Grandmother volunteers for Iraq

? She doubts that people back in the States will believe her.

It is hard to imagine life at Camp Blue Diamond in Ramadi, Al Anbar Province, Iraq, she said.

Start with the average 27 mortar and rocket strikes on the camp per day.

Then there’s the constant shooting, and the way you have to wear your flak jacket and helmet just to go to the outhouse.

And try working and sleeping in cramped plywood structures with sandbagged windows and dust piled thick on everything.

Betty “Rusty” Roberts, a 59-year-old native of Rose Hill who is with the U.S. Army Corps of Engineers, volunteered for duty in Iraq a year ago, and even she sometimes has to agree with her children in Oklahoma and all her relatives back in Kansas that maybe she was just plain nuts.

But when she peeks out from all the craziness and tension, Roberts also can see Iraqi kids smiling because they have a new school and don’t have to study on mud floors anymore. And then she thinks maybe this is the right thing to be doing.

“These people just want their lives to be decent,” Roberts said by phone from Camp Blue Diamond, where she administers construction contracts for the corps.

Roberts said she didn’t know what to make of the war, so she decided to go to Iraq after serving 24 years with the corps stateside.

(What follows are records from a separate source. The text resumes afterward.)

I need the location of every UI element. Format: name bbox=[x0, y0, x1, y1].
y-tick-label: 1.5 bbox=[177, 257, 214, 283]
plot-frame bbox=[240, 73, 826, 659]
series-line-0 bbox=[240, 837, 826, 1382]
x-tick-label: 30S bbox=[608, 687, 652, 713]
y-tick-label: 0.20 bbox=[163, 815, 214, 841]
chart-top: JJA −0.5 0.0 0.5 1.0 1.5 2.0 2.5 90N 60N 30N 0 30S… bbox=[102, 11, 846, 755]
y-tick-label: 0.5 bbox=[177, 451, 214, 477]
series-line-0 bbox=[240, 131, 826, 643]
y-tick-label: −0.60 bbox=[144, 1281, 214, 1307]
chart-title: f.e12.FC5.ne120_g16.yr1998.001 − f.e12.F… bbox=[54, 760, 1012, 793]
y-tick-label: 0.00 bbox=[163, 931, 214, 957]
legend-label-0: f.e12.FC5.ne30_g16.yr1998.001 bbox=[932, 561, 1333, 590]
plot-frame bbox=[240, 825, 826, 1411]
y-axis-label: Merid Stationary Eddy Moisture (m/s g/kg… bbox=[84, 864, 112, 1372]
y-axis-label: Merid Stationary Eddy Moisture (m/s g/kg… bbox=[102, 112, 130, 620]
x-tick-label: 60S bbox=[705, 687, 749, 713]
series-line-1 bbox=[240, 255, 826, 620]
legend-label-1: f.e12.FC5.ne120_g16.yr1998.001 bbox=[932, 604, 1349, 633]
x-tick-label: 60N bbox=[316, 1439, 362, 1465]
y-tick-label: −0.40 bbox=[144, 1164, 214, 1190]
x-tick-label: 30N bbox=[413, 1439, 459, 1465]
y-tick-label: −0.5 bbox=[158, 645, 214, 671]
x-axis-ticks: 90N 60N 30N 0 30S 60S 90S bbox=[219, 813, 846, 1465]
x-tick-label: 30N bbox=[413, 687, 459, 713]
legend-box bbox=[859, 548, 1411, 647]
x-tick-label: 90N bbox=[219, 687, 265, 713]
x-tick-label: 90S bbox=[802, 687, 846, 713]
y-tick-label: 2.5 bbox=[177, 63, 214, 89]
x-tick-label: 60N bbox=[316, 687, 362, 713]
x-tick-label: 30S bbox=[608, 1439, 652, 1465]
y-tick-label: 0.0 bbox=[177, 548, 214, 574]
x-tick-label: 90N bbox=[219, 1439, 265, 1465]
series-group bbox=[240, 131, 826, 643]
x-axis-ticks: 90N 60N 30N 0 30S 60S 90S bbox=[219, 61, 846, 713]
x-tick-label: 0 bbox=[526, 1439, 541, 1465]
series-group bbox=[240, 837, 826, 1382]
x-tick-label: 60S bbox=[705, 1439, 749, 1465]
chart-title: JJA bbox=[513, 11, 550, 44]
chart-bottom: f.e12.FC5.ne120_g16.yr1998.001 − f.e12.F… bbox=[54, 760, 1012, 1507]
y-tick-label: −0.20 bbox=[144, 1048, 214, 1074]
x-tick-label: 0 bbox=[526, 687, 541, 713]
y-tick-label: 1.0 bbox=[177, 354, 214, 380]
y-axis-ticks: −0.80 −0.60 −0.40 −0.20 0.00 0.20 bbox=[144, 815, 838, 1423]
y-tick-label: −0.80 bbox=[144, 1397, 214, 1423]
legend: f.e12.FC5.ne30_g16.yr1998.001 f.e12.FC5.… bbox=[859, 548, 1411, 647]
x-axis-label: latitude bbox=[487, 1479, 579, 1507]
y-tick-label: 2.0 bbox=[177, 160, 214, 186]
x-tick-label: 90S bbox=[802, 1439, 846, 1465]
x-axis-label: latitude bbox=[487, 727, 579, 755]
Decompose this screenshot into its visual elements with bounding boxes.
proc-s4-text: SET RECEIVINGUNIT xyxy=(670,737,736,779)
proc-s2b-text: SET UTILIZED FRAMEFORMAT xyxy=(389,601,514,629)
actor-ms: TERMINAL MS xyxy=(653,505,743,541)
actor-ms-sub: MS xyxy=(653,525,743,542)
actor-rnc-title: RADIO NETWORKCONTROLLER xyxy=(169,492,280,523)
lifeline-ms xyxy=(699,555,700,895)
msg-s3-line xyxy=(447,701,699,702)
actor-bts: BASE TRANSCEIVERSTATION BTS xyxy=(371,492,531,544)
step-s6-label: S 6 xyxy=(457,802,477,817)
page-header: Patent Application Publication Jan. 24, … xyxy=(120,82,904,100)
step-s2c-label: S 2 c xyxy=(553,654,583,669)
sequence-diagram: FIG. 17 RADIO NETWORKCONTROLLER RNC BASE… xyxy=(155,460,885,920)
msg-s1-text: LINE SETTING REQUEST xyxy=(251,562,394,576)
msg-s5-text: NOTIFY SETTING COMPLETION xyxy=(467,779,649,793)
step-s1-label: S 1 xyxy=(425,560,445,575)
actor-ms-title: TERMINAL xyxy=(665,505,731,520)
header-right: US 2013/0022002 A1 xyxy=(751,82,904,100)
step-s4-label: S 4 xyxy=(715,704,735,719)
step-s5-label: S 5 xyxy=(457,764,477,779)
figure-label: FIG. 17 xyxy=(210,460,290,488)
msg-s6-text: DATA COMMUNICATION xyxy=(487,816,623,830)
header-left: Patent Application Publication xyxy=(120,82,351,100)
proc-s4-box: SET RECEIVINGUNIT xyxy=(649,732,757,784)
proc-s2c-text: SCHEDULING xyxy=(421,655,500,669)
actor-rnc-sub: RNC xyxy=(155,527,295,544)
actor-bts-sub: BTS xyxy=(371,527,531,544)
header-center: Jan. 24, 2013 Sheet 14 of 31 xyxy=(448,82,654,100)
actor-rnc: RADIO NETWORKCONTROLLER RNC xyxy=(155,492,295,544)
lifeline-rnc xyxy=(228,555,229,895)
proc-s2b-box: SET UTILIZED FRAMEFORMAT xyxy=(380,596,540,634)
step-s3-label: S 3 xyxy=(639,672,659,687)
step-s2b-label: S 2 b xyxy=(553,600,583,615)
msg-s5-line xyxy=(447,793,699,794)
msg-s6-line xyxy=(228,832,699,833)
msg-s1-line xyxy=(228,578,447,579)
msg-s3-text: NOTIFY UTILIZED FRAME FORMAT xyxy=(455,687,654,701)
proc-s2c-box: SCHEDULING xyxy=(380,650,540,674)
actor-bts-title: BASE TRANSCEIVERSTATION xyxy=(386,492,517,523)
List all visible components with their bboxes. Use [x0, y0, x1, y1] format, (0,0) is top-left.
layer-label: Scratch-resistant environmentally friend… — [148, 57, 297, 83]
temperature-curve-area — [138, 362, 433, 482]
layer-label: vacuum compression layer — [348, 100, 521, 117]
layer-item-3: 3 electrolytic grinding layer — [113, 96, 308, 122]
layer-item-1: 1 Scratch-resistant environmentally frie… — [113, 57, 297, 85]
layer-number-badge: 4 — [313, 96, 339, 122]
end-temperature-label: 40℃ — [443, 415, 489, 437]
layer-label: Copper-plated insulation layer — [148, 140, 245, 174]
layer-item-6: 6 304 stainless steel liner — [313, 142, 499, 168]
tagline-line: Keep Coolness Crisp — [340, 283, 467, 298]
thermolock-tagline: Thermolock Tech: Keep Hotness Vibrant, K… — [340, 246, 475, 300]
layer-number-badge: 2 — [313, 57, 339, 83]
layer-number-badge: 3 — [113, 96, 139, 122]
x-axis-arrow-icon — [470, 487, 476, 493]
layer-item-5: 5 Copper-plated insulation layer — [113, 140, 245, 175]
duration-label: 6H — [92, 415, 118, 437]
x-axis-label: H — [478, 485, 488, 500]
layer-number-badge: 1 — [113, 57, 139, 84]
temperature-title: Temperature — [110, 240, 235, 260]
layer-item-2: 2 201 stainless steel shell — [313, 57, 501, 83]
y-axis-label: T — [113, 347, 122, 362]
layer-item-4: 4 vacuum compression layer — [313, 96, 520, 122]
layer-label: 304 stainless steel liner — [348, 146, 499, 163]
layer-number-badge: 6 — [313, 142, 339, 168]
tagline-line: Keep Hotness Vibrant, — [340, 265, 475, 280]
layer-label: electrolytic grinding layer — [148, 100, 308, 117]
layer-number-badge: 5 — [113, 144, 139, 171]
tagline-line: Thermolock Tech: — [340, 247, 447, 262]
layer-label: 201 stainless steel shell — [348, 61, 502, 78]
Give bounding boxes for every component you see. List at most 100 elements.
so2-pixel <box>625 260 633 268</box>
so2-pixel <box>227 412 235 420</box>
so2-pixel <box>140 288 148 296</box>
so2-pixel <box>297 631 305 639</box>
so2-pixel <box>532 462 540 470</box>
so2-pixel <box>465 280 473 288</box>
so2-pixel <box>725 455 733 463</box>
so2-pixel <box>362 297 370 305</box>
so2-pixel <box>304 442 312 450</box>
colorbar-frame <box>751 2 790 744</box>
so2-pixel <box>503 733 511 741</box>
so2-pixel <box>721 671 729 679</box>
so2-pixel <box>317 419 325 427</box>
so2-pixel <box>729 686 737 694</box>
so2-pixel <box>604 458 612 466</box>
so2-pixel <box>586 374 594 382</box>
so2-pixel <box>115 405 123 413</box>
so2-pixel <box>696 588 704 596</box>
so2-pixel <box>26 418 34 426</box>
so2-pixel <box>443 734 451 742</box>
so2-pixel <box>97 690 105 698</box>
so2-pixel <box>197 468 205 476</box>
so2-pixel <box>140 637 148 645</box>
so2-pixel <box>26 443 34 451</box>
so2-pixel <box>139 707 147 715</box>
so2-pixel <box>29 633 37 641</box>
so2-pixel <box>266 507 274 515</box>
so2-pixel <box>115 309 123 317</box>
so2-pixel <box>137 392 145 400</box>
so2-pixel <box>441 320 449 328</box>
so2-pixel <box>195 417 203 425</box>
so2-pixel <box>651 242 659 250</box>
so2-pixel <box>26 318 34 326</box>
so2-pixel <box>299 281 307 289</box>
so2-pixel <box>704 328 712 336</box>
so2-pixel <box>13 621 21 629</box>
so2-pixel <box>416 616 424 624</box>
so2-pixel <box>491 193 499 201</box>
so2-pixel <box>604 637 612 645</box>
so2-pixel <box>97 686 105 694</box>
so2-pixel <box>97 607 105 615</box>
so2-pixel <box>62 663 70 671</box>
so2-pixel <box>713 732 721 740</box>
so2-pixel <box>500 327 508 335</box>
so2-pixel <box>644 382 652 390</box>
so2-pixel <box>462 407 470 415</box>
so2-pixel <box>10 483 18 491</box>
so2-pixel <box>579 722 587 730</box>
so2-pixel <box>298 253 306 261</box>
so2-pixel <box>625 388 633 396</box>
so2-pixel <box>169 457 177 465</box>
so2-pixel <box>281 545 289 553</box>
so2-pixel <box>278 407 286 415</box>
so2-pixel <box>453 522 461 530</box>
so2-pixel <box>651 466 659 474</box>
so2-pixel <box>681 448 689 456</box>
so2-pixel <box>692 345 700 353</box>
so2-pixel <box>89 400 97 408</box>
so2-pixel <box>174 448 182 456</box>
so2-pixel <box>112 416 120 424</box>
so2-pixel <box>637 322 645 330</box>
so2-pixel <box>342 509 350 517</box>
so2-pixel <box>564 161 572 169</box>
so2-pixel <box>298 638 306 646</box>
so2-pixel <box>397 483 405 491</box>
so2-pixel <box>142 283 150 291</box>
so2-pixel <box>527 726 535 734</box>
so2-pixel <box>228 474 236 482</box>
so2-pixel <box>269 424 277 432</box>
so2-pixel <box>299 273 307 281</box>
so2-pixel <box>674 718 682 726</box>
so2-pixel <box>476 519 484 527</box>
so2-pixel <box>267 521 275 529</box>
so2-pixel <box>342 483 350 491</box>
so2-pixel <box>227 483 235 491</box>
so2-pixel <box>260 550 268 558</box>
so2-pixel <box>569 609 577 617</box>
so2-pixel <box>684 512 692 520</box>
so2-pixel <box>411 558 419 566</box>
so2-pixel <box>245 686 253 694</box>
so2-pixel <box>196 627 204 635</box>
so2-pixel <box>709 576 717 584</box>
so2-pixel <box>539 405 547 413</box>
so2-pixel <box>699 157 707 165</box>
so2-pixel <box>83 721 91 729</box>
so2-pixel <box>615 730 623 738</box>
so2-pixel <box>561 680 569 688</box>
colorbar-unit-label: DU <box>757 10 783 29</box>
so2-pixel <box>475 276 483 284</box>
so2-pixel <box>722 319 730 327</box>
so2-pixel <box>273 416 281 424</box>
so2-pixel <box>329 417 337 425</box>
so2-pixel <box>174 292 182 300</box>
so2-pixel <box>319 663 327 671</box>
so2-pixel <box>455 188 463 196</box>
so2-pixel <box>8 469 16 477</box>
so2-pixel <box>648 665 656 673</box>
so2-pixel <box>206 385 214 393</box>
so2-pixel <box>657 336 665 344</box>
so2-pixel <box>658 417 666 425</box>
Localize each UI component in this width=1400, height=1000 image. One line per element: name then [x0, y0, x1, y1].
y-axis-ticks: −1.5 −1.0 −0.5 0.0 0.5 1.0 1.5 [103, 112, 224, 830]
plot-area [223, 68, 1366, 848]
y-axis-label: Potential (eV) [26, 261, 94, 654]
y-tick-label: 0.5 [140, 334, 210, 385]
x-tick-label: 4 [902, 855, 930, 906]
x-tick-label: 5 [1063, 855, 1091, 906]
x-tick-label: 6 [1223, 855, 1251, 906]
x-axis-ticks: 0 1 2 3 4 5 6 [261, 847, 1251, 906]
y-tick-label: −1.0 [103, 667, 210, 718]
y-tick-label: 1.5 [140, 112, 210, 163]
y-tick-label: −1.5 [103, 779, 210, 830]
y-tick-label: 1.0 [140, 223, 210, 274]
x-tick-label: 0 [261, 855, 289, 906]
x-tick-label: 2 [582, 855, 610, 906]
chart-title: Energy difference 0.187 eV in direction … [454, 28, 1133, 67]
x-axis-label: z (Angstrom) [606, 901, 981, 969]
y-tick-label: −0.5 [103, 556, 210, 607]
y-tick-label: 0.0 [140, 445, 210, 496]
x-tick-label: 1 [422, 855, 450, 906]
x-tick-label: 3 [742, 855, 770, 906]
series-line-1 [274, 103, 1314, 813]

“I just needed to see for myself,” Roberts said. “And, boy, have I seen.”

The larger reason she signed up for Iraq was the death of a 13-year-old grandchild who was killed in a hunting accident three days after Christmas a couple of years ago.

The chance to go to Iraq came up last autumn, and Roberts, alone, with her four kids grown up and on their own, wanted to be gone for the holidays.

“Being here was a lot easier,” said Roberts, a 1963 graduate of Rose Hill High School who attended college in Oklahoma, where she raised her kids on her own after a divorce.

Roberts’ job has changed as the war has changed. With a background in construction, quality assurance, contract selection and other jobs, Roberts was sent to Iraq as a “miscellaneous mission specialist.”

She started in Baghdad in construction. Now she has to figure out how to get equipment and supplies through highly restricted areas to Camp Blue Diamond and to construction sites, where Iraqi workers don’t want you around because they are afraid of being seen with Americans.

“It’s frustrating because it’s very difficult to be able to go to a job site,” Roberts said. “You need security and can only go when Marines have time to take you.”

Roberts will return to Baghdad this month. She originally was due to return to the States on Feb. 14, but she has extended her tour until May 1. She promised a granddaughter in Oklahoma she’d be home for her graduation.

She said she has been asked to do a second tour. She told them she’d make a decision by the time she leaves in May.

But she already has an idea what it will be.

The elections, the pride she saw in the people that day, the looks in the faces of schoolchildren in their new classrooms, the enthusiasm she sees in the eyes of the children for their futures.

“I don’t think it’ll be too hard to decide,” Roberts said.